More importantly, the Obama administration in this latest suit has continued its practice of refusing to lodge criminal charges against those whose illegal actions helped trigger the 2008 financial meltdown and global economic crisis. As with previous suits filed against Wall Street banks by various government agencies, the Justice Department complaint against Bank of America does not name a single official of either Countrywide or the bank itself.
The White House may very well have pushed for this suit to be filed two weeks before the November 6 election to boost its absurd pretensions to be taking Wall Street to task. It is the third federal action against a major bank announced this month, following civil suits against JPMorgan Chase and Wells Fargo.
But the record speaks for itself. Not a single high-level banker has been prosecuted, let alone jailed, since the Wall Street crash of September 2008. Not one major civil case has actually been brought to trial.

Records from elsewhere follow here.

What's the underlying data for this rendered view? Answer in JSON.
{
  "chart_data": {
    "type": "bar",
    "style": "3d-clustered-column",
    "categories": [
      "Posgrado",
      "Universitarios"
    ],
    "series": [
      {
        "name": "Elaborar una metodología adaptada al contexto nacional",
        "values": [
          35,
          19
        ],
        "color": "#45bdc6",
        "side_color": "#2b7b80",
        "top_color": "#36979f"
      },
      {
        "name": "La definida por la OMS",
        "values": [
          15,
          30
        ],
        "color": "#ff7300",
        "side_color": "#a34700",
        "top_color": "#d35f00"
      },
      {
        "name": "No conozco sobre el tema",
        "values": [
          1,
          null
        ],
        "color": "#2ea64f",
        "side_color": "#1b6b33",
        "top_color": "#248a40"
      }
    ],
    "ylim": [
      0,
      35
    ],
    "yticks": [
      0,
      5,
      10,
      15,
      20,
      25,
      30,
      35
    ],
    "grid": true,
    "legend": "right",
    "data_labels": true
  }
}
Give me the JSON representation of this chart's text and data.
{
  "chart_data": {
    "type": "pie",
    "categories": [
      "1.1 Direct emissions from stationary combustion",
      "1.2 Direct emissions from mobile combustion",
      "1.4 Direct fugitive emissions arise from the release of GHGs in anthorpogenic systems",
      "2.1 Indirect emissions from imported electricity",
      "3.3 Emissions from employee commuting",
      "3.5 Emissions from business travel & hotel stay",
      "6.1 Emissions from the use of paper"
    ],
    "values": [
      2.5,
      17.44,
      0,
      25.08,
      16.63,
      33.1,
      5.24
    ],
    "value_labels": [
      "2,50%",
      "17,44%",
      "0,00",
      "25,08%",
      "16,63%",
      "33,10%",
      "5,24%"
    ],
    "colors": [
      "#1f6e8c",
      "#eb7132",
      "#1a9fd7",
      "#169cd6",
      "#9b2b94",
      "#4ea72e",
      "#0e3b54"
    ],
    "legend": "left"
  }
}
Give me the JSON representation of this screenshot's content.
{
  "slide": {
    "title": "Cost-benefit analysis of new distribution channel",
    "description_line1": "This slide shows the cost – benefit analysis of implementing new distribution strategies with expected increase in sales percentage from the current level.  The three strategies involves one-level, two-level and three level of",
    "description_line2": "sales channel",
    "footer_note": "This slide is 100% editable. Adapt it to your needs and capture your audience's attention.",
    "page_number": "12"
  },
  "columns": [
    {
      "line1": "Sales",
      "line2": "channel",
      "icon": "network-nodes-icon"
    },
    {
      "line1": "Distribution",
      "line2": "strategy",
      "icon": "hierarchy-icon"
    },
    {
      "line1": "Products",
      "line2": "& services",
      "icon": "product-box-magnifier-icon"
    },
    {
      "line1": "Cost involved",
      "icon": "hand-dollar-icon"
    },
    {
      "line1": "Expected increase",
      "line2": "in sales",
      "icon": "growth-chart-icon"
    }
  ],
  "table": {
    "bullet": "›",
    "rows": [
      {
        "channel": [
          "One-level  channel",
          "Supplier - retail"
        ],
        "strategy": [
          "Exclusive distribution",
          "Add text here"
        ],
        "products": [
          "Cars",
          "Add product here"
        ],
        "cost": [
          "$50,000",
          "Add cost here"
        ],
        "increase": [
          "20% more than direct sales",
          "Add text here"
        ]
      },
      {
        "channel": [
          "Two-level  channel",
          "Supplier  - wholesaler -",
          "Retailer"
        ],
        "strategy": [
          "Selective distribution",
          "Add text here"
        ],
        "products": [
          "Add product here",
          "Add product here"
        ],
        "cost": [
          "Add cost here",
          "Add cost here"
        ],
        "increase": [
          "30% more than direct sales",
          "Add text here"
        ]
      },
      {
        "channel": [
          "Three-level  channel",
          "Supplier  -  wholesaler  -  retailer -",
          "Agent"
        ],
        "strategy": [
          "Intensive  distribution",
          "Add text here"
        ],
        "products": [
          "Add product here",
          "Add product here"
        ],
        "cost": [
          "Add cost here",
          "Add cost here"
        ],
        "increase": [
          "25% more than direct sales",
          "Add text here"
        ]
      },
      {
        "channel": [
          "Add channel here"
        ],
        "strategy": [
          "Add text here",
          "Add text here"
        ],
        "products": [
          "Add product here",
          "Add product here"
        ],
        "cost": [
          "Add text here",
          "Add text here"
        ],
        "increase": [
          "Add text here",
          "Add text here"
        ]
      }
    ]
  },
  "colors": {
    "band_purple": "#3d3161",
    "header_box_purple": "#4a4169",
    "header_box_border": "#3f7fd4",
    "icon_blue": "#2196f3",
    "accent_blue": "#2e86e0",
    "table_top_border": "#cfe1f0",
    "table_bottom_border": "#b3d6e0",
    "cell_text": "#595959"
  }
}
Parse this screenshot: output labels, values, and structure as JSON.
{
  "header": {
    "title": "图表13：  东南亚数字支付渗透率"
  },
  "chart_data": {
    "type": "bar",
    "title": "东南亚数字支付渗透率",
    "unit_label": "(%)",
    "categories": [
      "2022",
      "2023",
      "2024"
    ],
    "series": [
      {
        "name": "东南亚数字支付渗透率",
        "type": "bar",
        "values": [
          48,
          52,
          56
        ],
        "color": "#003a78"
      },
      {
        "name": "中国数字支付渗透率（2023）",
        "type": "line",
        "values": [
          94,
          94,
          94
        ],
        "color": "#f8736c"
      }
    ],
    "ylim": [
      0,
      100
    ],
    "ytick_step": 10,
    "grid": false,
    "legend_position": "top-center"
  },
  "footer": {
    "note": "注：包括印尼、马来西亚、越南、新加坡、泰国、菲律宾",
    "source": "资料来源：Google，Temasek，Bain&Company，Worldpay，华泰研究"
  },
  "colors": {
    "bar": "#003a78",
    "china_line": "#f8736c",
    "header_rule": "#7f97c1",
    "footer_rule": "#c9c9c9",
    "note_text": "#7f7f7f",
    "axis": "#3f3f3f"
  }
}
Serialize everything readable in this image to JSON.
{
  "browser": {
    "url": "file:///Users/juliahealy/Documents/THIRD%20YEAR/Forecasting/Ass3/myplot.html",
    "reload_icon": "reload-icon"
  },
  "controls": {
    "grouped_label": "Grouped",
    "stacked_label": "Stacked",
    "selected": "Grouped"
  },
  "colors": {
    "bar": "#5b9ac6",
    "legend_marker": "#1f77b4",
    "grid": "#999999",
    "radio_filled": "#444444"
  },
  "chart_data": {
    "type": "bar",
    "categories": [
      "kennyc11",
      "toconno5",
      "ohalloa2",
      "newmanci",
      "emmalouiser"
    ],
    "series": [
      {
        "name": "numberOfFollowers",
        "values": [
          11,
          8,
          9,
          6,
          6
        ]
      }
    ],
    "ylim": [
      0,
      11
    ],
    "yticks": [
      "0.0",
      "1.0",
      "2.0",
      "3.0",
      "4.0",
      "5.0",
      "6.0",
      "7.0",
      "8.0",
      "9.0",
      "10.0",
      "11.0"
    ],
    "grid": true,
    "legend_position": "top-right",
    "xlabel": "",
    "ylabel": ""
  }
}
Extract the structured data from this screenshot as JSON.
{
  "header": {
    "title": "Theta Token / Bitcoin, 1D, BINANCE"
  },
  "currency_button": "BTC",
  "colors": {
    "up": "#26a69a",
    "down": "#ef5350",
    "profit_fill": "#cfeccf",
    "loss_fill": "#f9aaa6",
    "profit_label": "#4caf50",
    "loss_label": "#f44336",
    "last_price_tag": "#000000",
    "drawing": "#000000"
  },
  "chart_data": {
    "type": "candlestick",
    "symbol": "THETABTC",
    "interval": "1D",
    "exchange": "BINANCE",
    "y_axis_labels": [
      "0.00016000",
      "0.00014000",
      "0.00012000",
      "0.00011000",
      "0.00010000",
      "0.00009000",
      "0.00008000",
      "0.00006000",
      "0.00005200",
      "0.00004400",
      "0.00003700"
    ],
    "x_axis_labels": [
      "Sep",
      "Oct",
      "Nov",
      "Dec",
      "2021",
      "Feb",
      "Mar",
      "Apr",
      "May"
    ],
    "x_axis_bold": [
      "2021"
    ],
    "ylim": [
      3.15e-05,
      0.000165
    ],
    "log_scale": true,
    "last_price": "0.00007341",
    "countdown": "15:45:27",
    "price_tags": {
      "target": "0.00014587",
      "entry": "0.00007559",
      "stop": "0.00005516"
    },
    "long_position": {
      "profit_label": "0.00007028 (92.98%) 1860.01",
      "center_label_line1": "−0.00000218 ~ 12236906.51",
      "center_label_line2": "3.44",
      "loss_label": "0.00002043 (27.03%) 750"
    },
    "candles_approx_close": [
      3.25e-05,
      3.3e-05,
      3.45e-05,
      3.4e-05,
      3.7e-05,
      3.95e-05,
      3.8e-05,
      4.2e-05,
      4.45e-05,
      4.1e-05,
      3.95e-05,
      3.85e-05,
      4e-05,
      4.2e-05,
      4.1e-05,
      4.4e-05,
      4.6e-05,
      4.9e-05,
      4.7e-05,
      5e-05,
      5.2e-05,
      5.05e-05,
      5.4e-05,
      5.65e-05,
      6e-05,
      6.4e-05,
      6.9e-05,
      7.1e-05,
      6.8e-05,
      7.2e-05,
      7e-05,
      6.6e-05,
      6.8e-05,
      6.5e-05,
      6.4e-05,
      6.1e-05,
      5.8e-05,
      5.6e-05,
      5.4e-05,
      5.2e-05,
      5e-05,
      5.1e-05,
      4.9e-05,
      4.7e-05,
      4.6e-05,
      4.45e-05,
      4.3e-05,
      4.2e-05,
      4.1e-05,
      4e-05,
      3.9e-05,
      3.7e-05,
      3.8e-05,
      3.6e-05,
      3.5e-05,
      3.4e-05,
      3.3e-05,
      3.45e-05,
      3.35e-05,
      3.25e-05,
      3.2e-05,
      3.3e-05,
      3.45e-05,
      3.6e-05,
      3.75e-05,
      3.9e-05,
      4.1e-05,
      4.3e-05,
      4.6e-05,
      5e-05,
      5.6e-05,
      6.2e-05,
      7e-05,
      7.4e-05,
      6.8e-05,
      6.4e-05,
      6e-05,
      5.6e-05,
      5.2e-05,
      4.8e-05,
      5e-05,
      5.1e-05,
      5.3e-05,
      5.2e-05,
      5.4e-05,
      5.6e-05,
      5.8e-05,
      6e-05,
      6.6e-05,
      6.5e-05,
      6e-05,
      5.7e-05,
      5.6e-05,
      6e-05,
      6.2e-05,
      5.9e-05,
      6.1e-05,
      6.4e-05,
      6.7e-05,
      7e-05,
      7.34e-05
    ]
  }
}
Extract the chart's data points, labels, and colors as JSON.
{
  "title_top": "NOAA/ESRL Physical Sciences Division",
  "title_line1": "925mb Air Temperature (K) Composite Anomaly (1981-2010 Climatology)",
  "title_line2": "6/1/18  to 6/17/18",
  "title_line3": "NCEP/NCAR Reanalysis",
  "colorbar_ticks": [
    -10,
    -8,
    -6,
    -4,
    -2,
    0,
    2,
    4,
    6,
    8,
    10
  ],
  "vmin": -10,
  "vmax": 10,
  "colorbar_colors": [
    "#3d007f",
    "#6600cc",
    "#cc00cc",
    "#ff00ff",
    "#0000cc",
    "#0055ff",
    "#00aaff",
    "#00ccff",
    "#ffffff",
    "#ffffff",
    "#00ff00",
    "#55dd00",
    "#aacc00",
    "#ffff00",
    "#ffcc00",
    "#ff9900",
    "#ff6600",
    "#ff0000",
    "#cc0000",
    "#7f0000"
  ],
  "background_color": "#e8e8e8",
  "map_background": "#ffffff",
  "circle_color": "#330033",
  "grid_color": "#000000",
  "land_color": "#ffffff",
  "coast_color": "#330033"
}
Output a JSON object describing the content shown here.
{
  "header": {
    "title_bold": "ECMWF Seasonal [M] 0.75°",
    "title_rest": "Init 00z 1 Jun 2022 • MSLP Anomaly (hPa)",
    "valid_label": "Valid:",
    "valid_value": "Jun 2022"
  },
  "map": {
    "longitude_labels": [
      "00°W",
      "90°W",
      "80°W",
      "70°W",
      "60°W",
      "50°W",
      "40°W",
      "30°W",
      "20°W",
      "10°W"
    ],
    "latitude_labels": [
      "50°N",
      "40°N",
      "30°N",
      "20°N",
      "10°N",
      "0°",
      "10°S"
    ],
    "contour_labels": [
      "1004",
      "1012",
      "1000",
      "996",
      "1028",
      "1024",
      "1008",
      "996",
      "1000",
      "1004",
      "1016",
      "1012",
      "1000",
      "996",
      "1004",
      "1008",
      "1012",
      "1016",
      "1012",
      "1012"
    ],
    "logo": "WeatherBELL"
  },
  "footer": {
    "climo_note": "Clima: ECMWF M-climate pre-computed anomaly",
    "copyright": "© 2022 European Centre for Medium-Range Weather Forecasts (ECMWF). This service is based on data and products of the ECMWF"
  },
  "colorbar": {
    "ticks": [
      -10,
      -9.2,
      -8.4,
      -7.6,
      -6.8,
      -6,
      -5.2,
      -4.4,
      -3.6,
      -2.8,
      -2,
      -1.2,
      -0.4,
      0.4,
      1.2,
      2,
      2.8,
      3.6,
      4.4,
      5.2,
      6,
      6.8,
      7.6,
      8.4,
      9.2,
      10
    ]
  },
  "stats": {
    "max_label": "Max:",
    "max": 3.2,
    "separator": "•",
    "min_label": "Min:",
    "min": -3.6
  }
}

Instead, the government has allowed the culprit banks to work out settlements in which they paid token fines and admitted no wrongdoing.
The former head of Countrywide, Anthony Mozilo, was let off by the Securities and Exchange Commission with a fine of $67.5 million and no admission of guilt in October of 2010. The following year, the Justice Department quietly dropped its criminal probe of Mozilo.
Last month, Bank of America agreed to pay $2.48 billion to settle claims it misled investors about its acquisition of Merrill Lynch at the height of the financial crisis in late 2008. In February of this year, the government allowed the bank to settle fraud allegations involving Federal Housing Administration loans for $1 billion, also without admitting wrongdoing.
In the statement he issued Wednesday, Bharara boasted that over the past 18 months his office has settled lawsuits concerning mortgage fraud on a similar basis with CitiMortgage, Flagstar Bank and Deutsche Bank. Noting that he has pending lawsuits against Wells Fargo and Allied Home Mortgage, Bharara made a point of associating his actions with the Financial Fraud Enforcement Task Force announced by Obama last January.
Obama’s task force is a fraud, intended to obscure his administration’s systematic shielding of financial criminals whose avarice and criminality have produced incalculable levels of suffering and social distress not only in the US, but around the world. Meanwhile, as is well known on Wall Street and in Washington, the same types of fraud and swindling that triggered the crisis more than four years ago continue unabated today.